Using Guzzle handled all of the special CURL OAuth logic. Which was pretty nice compared to how much tinkering around it took to get my previous connection up and running. With just a handful of lines I now have the request configured, authentication set, and am ready to open up a stream with Twitter.

  1. // open up stream based on the request

  2. $factory = new PhpStreamRequestFactory();

  3. $stream = $factory->fromRequest($request);

  4. // loop through the stream and do stuff

  5. while (!$stream->feof()) {

  6. $line = $stream->readLine();

  7. $message = json_decode($line, true);

  8. }

This is where things start to get hairy. The issue comes in with Twitter moving away from HTTP/1.0 for their streaming responses. HTTP/1.1 allows them to do chunked transfers, something that most PHP functions do not like. There are a few ways around chunked transfers, using sockets and such, that Guzzle doesn't like. I didn't want to dive into the core of the Guzzle library and gut things out. That's not a great option when working with dependencies.

The heart of the issue, I think, involves getting the stream able to detect the end of one line and the beginning of the next - which, for this response, will be status updates and events. The above script would hang on $stream->readLine(), never moving forward, since a line was never read. I got around this by limiting how much I pulled, effectively chunking the chunked response, and manually looking for the line endings. It's not pretty but it worked.

  1. // loop through the stream and do stuff

  2. $line = '';

  3. while (!$stream->feof()) {

  4. $line .= $stream->readLine(512); // only read 512 characters at a time

  5. // look for a line break - if there is one, manually break it and detect the message

  6. while (strstr($line, "\r\n") !== false) {

  7. list($message, $line) = explode("\r\n", $line, 2);

  8. $message = json_decode($line, true);

  9. }

  10. }

A while loop inside of a while loop? Well, I guess there is a first time for everything.

Now that we have well-formed objects inside of that loop it is trivial to detect what the message is and if we want to respond to it. In this example we'll just respond with 'hi' to every individual who tweets at a bot.

  1. // loop through the stream and do stuff

  2. $line = '';

  3. while (!$stream->feof()) {

  4. $line .= $stream->readLine(512);

  5. // look for a line break - if there is one, manually break it and detect the message

  6. while (strstr($line, "\r\n") !== false) {

  7. list($message, $line) = explode("\r\n", $line, 2);

  8. $message = json_decode($message, true);

  9. if (isset($message['in_reply_to_screen_name']) && $message['in_reply_to_screen_name'] === 'SCREEN_NAME') {

  10. $response_client = new Client('https://api.twitter.com/1.1');

  11. $response_client->addSubscriber($oauth);

  12. $return_message = ".@{$message['user']['screen_name']} hi!";

  13. $response_tweet = $response_client->post('statuses/update.json', array(), array(

  14. 'status' => $return_message,

  15. 'in_reply_to_status_id' => $message['id_str'],

  16. ));

  17. $response_tweet->send();

  18. }

  19. }

  20. }

The only thing to point out with this script is the actual status reply, the prepending of a '.' - that is thanks to a limitation with Guzzle. One of the features of this library is auto-detection of post values that began with a '@' symbol and assuming that the following string is a file. I believe that this is some legacy thing with CURL. This doesn't work well with Twitter replies.

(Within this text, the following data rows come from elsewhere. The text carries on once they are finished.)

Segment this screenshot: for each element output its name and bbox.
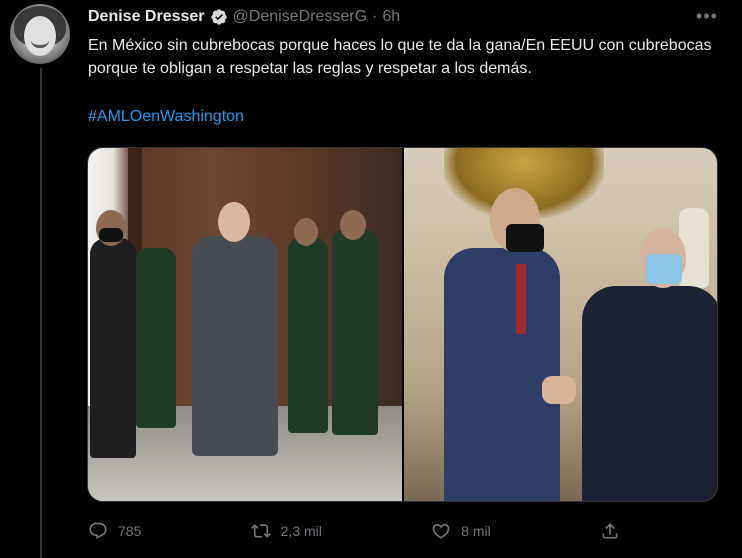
author-name[interactable]: Denise Dresser <box>88 8 205 26</box>
person-woman <box>90 238 136 458</box>
comment-icon <box>89 522 107 540</box>
person-man-dark-suit <box>581 286 717 501</box>
thread-line <box>40 68 42 558</box>
like-count: 8 mil <box>461 523 491 539</box>
person-woman-mask <box>99 228 123 242</box>
soldier-2-head <box>340 210 366 240</box>
avatar[interactable] <box>10 4 70 64</box>
tweet-header: Denise Dresser @DeniseDresserG · 6h <box>88 6 400 28</box>
more-options-button[interactable]: ••• <box>696 6 718 26</box>
tweet-actions: 785 2,3 mil 8 mil <box>88 516 620 546</box>
photo-right[interactable] <box>403 148 717 501</box>
tweet-media[interactable] <box>87 147 718 502</box>
person-man-blue-tie <box>515 264 526 334</box>
share-icon <box>602 523 618 539</box>
reply-count: 785 <box>118 523 142 539</box>
person-man-dark-mask <box>645 254 682 284</box>
person-man-grey <box>192 236 278 456</box>
person-man-blue-suit <box>443 248 560 501</box>
soldier-2 <box>332 230 378 435</box>
photo-left[interactable] <box>88 148 402 501</box>
verified-badge-icon <box>210 9 227 25</box>
retweet-icon <box>250 524 271 538</box>
soldier-1 <box>288 238 328 433</box>
tweet-text: En México sin cubrebocas porque haces lo… <box>88 37 712 77</box>
retweet-button[interactable]: 2,3 mil <box>250 516 322 546</box>
reply-button[interactable]: 785 <box>88 516 141 546</box>
share-button[interactable] <box>600 516 620 546</box>
author-handle[interactable]: @DeniseDresserG <box>233 8 368 26</box>
time-separator: · <box>372 8 378 25</box>
person-man-head <box>218 202 250 242</box>
handshake <box>541 376 576 404</box>
soldier-1-head <box>294 218 318 246</box>
person-man-blue-mask <box>505 224 544 252</box>
tweet-time[interactable]: 6h <box>382 8 400 26</box>
avatar-face <box>24 16 56 56</box>
more-dots-icon: ••• <box>696 5 718 26</box>
like-button[interactable]: 8 mil <box>431 516 491 546</box>
soldier-3 <box>136 248 176 428</box>
retweet-count: 2,3 mil <box>280 523 322 539</box>
heart-icon <box>432 523 450 539</box>
hashtag-link[interactable]: #AMLOenWashington <box>88 108 244 126</box>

And that does it! While running this script it will open up a connection with the streaming API, wait for people to directly tweet at an account (reply to screen name), and reply with a simple 'hi!' back. For a more complex example you can check out this bot (@fetchmeaphoto) that fetches Bigstock results via Twitter (Bigstock Twitter Bot). It's very basic and pretty messy but it works (when I have the process running, that is).

This works for a basic realtime bot. Yet it's far from perfect. The stream may fail, data may get lost, duplicate statuses may be sent, and having the fetch, detection, and response all in one location is just asking for failures. I'm planning on creating a nice realtime bot boilerplate in the near future that can have multiple streams open (for redundancy), backup REST requests to verify, and a queueing system for outgoing tweets. But this works for now.